Islam does not have anything like Dalit exclusion from temples. Surprisingly,
the petitioners are not able to distinguish between a Hindu temple and a Muslim
mosque.
The sanctum
sanctorum is all important in the former, whereas there is no such thing in the
latter. It is not necessary for even men to have auditory access to musalla
that has been wrongly called the main sanctuary in the petition. Even the men
who stand in the last row or on the upper floors of the mosques can validly
pray though they neither see the imam nor (in some cases) hear his recitations.
Article 26
of the Constitution gives the freedom of religion not only to religions but
even to sects thereof. Most Indian Muslims belong to the Hanafi sect of Sunnis.
While the Shafi’i sect does permit women to pray in mosques if they so desire,
the Hanafi and Maliki sects are opposed to it. Going to the mosque five times a
day is quite an ordeal even for men in today’s hectic life.
There is a
consensus amongst schools that unlike men, women in Islam do not have a
religious obligation to offer the Friday or the five daily prayers in mosques.
They are permitted to offer prayers in their homes and get the same reward in
life hereafter. Women are thus not in any religious disadvantage. Islam does
make an exception even in obligations. Thus, while zakat (2.5 per cent
mandatory annual charity) and haj (pilgrimage) are obligations on the rich,
poor people are exempt from these. Similarly, women, children and elderly are
exempt from jihad (fight against injustices and oppression).
Interestingly,
the Quran nowhere prohibits women from praying in the mosques. There is
concrete evidence that during the Prophet’s lifetime, women used to pray in
mosques. Prophet had said that “do not bar God’s handmaidens from God’s places
of worship”. Abu Hanifa, on the authority of Ibn Umar, quoted a tradition
wherein the Prophet permitted women to attend fajr (early morning) and isha
(late evening) prayers.
As far as
Eid prayers were concerned, women were asked by the Prophet to join
congregations outside the city called Eidgah, even if they were in their
menstrual cycle.
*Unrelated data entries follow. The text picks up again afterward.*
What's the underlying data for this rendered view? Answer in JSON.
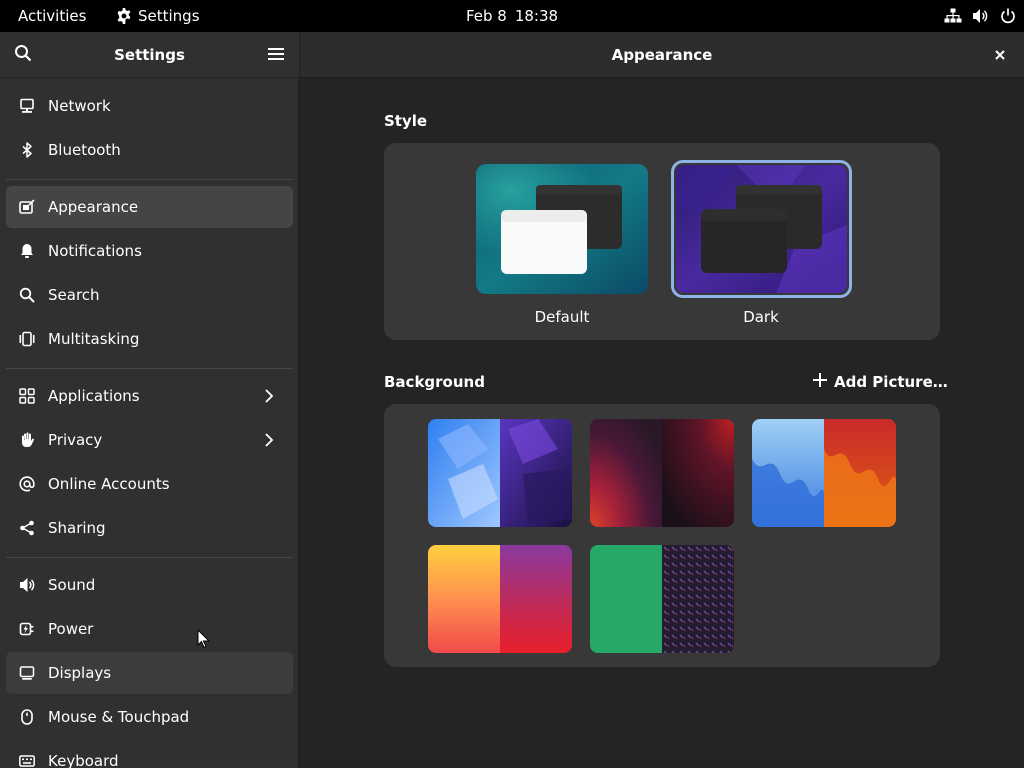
{
  "topbar": {
    "activities": "Activities",
    "app_name": "Settings",
    "date": "Feb 8",
    "time": "18:38"
  },
  "sidebar": {
    "title": "Settings",
    "items": [
      {
        "label": "Network",
        "icon": "network-icon"
      },
      {
        "label": "Bluetooth",
        "icon": "bluetooth-icon"
      },
      {
        "label": "Appearance",
        "icon": "appearance-icon",
        "selected": true
      },
      {
        "label": "Notifications",
        "icon": "bell-icon"
      },
      {
        "label": "Search",
        "icon": "search-icon"
      },
      {
        "label": "Multitasking",
        "icon": "multitasking-icon"
      },
      {
        "label": "Applications",
        "icon": "apps-grid-icon",
        "chevron": true
      },
      {
        "label": "Privacy",
        "icon": "hand-icon",
        "chevron": true
      },
      {
        "label": "Online Accounts",
        "icon": "at-icon"
      },
      {
        "label": "Sharing",
        "icon": "share-icon"
      },
      {
        "label": "Sound",
        "icon": "speaker-icon"
      },
      {
        "label": "Power",
        "icon": "power-plug-icon"
      },
      {
        "label": "Displays",
        "icon": "display-icon",
        "hovered": true
      },
      {
        "label": "Mouse & Touchpad",
        "icon": "mouse-icon"
      },
      {
        "label": "Keyboard",
        "icon": "keyboard-icon"
      }
    ]
  },
  "content": {
    "title": "Appearance",
    "style_section": "Style",
    "style_options": [
      {
        "label": "Default",
        "selected": false
      },
      {
        "label": "Dark",
        "selected": true
      }
    ],
    "background_section": "Background",
    "add_picture": "Add Picture…"
  },
  "colors": {
    "accent": "#8fb3e6",
    "window_bg": "#242424",
    "sidebar_bg": "#303030",
    "card_bg": "#383838"
  }
}
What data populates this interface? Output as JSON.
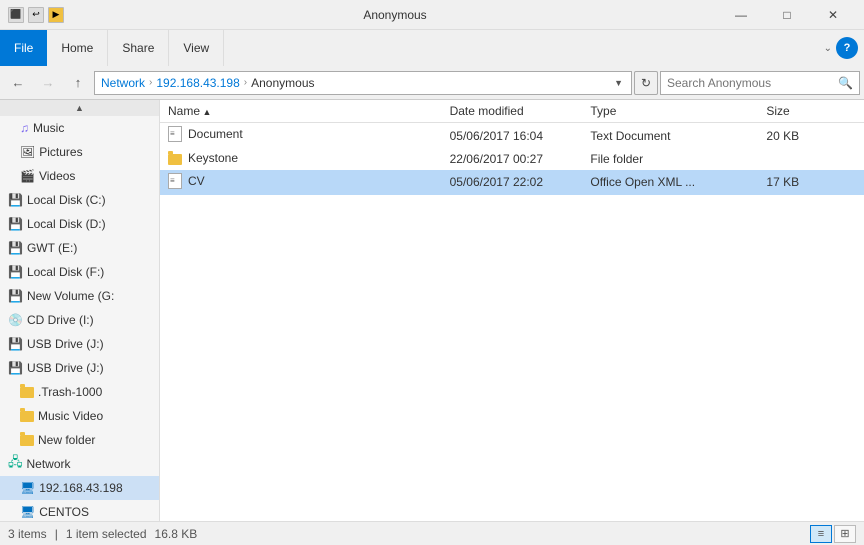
{
  "window": {
    "title": "Anonymous",
    "controls": {
      "minimize": "—",
      "maximize": "□",
      "close": "✕"
    }
  },
  "title_bar_icons": [
    {
      "label": "⬛",
      "type": "plain"
    },
    {
      "label": "↩",
      "type": "plain"
    },
    {
      "label": "▶",
      "type": "yellow"
    }
  ],
  "ribbon": {
    "file_label": "File",
    "tabs": [
      "Home",
      "Share",
      "View"
    ]
  },
  "nav": {
    "back_label": "←",
    "forward_label": "→",
    "up_label": "↑",
    "breadcrumb": [
      "Network",
      "192.168.43.198",
      "Anonymous"
    ],
    "refresh_label": "↺",
    "search_placeholder": "Search Anonymous"
  },
  "sidebar": {
    "scroll_up": "▲",
    "scroll_down": "▼",
    "items": [
      {
        "label": "Music",
        "icon": "music",
        "indent": 1
      },
      {
        "label": "Pictures",
        "icon": "pictures",
        "indent": 1
      },
      {
        "label": "Videos",
        "icon": "videos",
        "indent": 1
      },
      {
        "label": "Local Disk (C:)",
        "icon": "drive",
        "indent": 0
      },
      {
        "label": "Local Disk (D:)",
        "icon": "drive",
        "indent": 0
      },
      {
        "label": "GWT (E:)",
        "icon": "drive",
        "indent": 0
      },
      {
        "label": "Local Disk (F:)",
        "icon": "drive",
        "indent": 0
      },
      {
        "label": "New Volume (G:",
        "icon": "drive",
        "indent": 0
      },
      {
        "label": "CD Drive (I:)",
        "icon": "cd",
        "indent": 0
      },
      {
        "label": "USB Drive (J:)",
        "icon": "usb",
        "indent": 0
      },
      {
        "label": "USB Drive (J:)",
        "icon": "usb",
        "indent": 0
      },
      {
        "label": ".Trash-1000",
        "icon": "folder",
        "indent": 1
      },
      {
        "label": "Music Video",
        "icon": "folder",
        "indent": 1
      },
      {
        "label": "New folder",
        "icon": "folder",
        "indent": 1
      },
      {
        "label": "Network",
        "icon": "network",
        "indent": 0
      },
      {
        "label": "192.168.43.198",
        "icon": "computer",
        "indent": 1,
        "selected": true
      },
      {
        "label": "CENTOS",
        "icon": "computer",
        "indent": 1
      }
    ]
  },
  "file_list": {
    "columns": [
      {
        "key": "name",
        "label": "Name",
        "width": "40%"
      },
      {
        "key": "date",
        "label": "Date modified",
        "width": "20%"
      },
      {
        "key": "type",
        "label": "Type",
        "width": "25%"
      },
      {
        "key": "size",
        "label": "Size",
        "width": "15%"
      }
    ],
    "rows": [
      {
        "name": "Document",
        "date": "05/06/2017 16:04",
        "type": "Text Document",
        "size": "20 KB",
        "icon": "doc",
        "selected": false
      },
      {
        "name": "Keystone",
        "date": "22/06/2017 00:27",
        "type": "File folder",
        "size": "",
        "icon": "folder",
        "selected": false
      },
      {
        "name": "CV",
        "date": "05/06/2017 22:02",
        "type": "Office Open XML ...",
        "size": "17 KB",
        "icon": "xml",
        "selected": true
      }
    ]
  },
  "status_bar": {
    "count": "3 items",
    "selected": "1 item selected",
    "size": "16.8 KB"
  },
  "colors": {
    "accent": "#0078d7",
    "selected_bg": "#b8d8f8",
    "selected_row": "#cce8ff",
    "sidebar_selected": "#cce0f5"
  }
}
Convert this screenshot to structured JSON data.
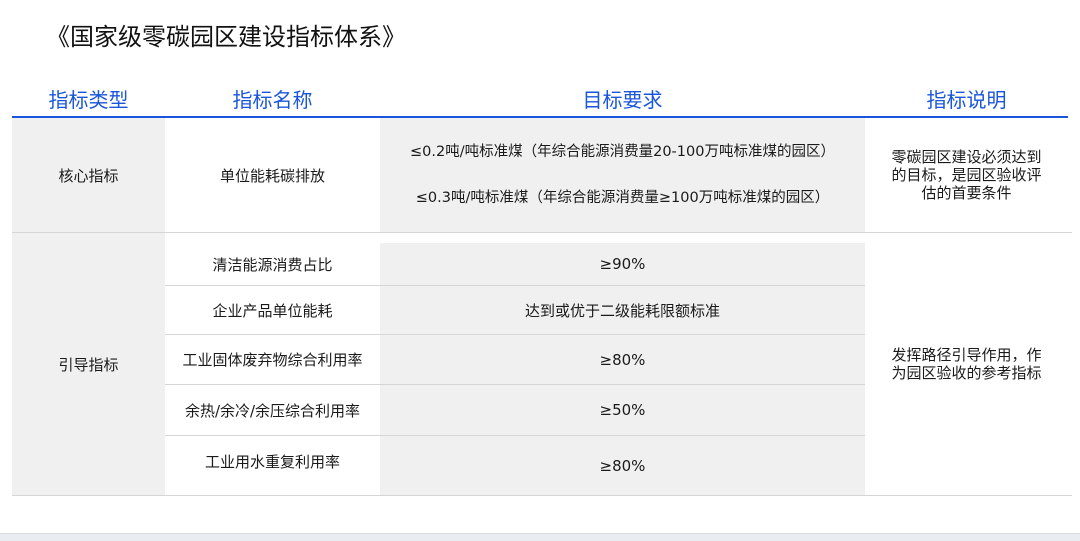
{
  "title": "《国家级零碳园区建设指标体系》",
  "headers": {
    "type": "指标类型",
    "name": "指标名称",
    "requirement": "目标要求",
    "description": "指标说明"
  },
  "core": {
    "type": "核心指标",
    "name": "单位能耗碳排放",
    "requirements": [
      "≤0.2吨/吨标准煤（年综合能源消费量20-100万吨标准煤的园区）",
      "≤0.3吨/吨标准煤（年综合能源消费量≥100万吨标准煤的园区）"
    ],
    "description": "零碳园区建设必须达到的目标，是园区验收评估的首要条件"
  },
  "guide": {
    "type": "引导指标",
    "description": "发挥路径引导作用，作为园区验收的参考指标",
    "rows": [
      {
        "name": "清洁能源消费占比",
        "requirement": "≥90%"
      },
      {
        "name": "企业产品单位能耗",
        "requirement": "达到或优于二级能耗限额标准"
      },
      {
        "name": "工业固体废弃物综合利用率",
        "requirement": "≥80%"
      },
      {
        "name": "余热/余冷/余压综合利用率",
        "requirement": "≥50%"
      },
      {
        "name": "工业用水重复利用率",
        "requirement": "≥80%"
      }
    ]
  },
  "colors": {
    "header_text": "#1a56db",
    "header_line": "#1a56db",
    "grey_cell": "#f0f0f0"
  }
}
They could join the supplications before and after the prayer,
but stay away from the Eid prayer.
Abu Hanifa
and Abu Yusuf acknowledged this position, though the former disapproved all
women going out for prayers and tried to confine this permission only to the
older women. Al Shaybani and Al Tahawi too restricted this permission to the
older women as they were not comfortable with younger women going to mosques.
The moot
question is when women and men pray together in mosques without any barrier,
whose prayer gets invalidated. Hanafi jurist Al-Sarakhsi explicitly says that
“if a woman prays behind an imam who has ‘resolved’ to lead mixed communal
prayer and she stands in the middle of the row, then she invalidates the prayer
of the one man to her right, the one to her left, and the one immediately
behind her.”
Thus such a
woman’s own prayer remains valid, and the prayer of men praying in front of her
remains valid. It is clear that even the Hanafi School does not forbid women
from entering and praying in mosques. They may pray in mosques, and their
prayers remain valid.
If women
pray in their rows in the mosques at the place designated for them, even men’s
prayers are not invalidated. There can also be all women prayers led by a
woman. It seems the Prophet himself had appointed one Umm Waraqa, who was a
scholar of the Quran, as imam of her household and even asked someone to act as
muezzin.
Of course,
some jurists doubt the authenticity of this tradition. Reportedly, the
Prophet’s wives, Aisha and Umma Salama, also led all women prayers in their
homes. Ibn Hazm says that while Aisha led the sunset prayer, Umm Salama led the
afternoon prayer. Many jurists permit women to lead supererogatory prayers,
particularly, in Ramadan.
Hanafi
jurists started opposing women going to mosques because of the possibility of
men harassing them. Al Zalai says even Aisha, the Prophet’s wife, had said “had
the Messenger of God seen what we have seen, he would have barred women from
the mosque as the children of Israel (Jews) had barred their women”. Women had
begun to adorn themselves and wear perfume and jewellery. For this reason,
second caliph “Umar barred them”.
In a number
of Muslim countries, women are allowed to pray in a designated area. We live in
a modern and liberal world and therefore, let all mosques have a designated
space for women so that they can utilise the permission given to them by the
Prophet.
Due to the
possibility that they may be harassed, they cannot be stopped from praying in
mosques in designated spaces reserved for them. Let Muslim men learn to behave.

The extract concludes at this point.